In a ruling dated November 7, 2019, the tribunal noted, “We have also noted the provisions of By-Law 29, which are crafted in mandatory terms for eligibility as members of the Board of Directors. We have  also  noted,  resolution  on page 8 of the  minutes  of  the meeting  held  on 21/12/2017 which  resolution  recommended  that all  board  members  were to submit  their  academic/training  certificate  and Curriculum Vitae by  3/12/2017”. It is essential to emphasise that Mategwa while being a member of Board No. 3, was present and actively engaged in the meeting where the resolution was being formulated. It is significant to mention that Mategwa has not disputed this resolution. 

The ruling reads, “We have also noted that the letter dated 6/7/2018 was addressed to the claimant, urging him to submit his updated curriculum vitae and certificates by 24/7/18.”.

It further reads, “We have also noted the email dated 20/7/18 on the same matter, the email dated 8.8.18 on the same reference, and the letter dated 13/9/18. All these letters request the claimant to submit his academic, professional, and biographical data.”

The tribunal made a point of highlighting that Mategwa failed to provide any evidence demonstrating compliance or response to the letters and resolutions issued by the full board members on December 21, 2017. Further, despite the deadline for submission being November 15, no evidence of adherence or response was presented.
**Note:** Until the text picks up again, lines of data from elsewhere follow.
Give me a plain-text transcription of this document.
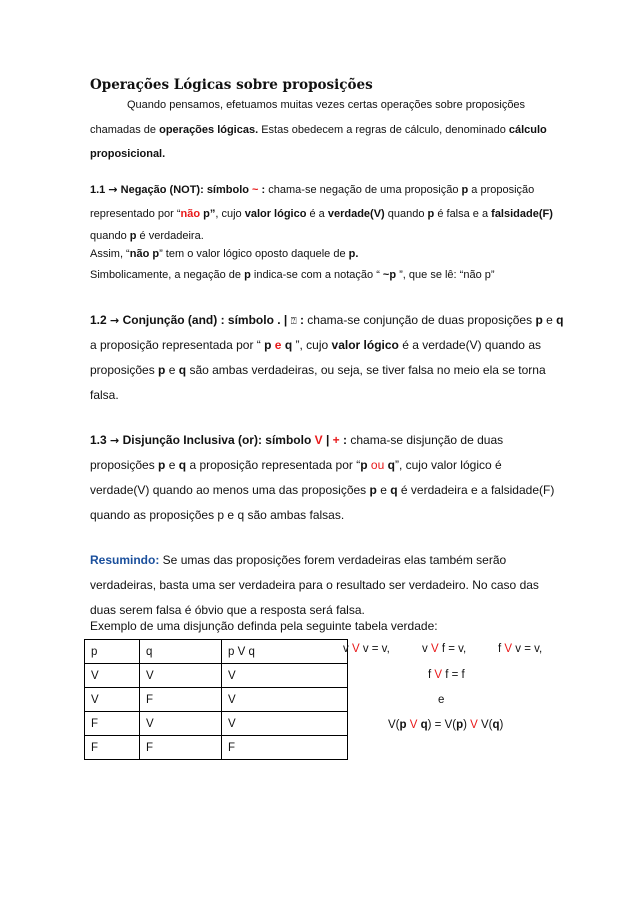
Operações Lógicas sobre proposições
Quando pensamos, efetuamos muitas vezes certas operações sobre proposições
chamadas de operações lógicas. Estas obedecem a regras de cálculo, denominado cálculo
proposicional.
1.1 → Negação (NOT): símbolo ~ : chama-se negação de uma proposição p a proposição
representado por “não p”, cujo valor lógico é a verdade(V) quando p é falsa e a falsidade(F)
quando p é verdadeira.
Assim, “não p” tem o valor lógico oposto daquele de p.
Simbolicamente, a negação de p indica-se com a notação “ ~p ”, que se lê: “não p”
1.2 → Conjunção (and) : símbolo . | ⍰ : chama-se conjunção de duas proposições p e q
a proposição representada por “ p e q ”, cujo valor lógico é a verdade(V) quando as
proposições p e q são ambas verdadeiras, ou seja, se tiver falsa no meio ela se torna
falsa.
1.3 → Disjunção Inclusiva (or): símbolo V | + : chama-se disjunção de duas
proposições p e q a proposição representada por “p ou q”, cujo valor lógico é
verdade(V) quando ao menos uma das proposições p e q é verdadeira e a falsidade(F)
quando as proposições p e q são ambas falsas.
Resumindo: Se umas das proposições forem verdadeiras elas também serão
verdadeiras, basta uma ser verdadeira para o resultado ser verdadeiro. No caso das
duas serem falsa é óbvio que a resposta será falsa.
Exemplo de uma disjunção definda pela seguinte tabela verdade:
p	q	p V q
V	V	V
V	F	V
F	V	V
F	F	F
v V v = v,	v V f = v,	f V v = v,
f V f = f
e
V(p V q) = V(p) V V(q)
The tribunal further noted, “In this regard, there is no evidence or proof that the claimant was eligible for membership or to remain a member owing to the fact that the resolution of 21.12.17 of the full board was the unanimous decision for every member to comply with the specific by-law number 29 (L) by 15.1.18.”.

The final order reads, “We therefore find that the claimant’s application dated 26.6.19 seeking a stay of suspension of the claimant as a member of the board of directors of the respondent has no merit. This is for the main reason that the claimant was never, in the first place, eligible as a member, having not complied with the mandatory by-law 29(L)”.

Considering the verdict as mentioned above, despite Mategwa’s unsuccessful appeal, it is evident that he lacks the necessary academic credentials to not only preside over a committee but also serve as a board member of KUSCCO.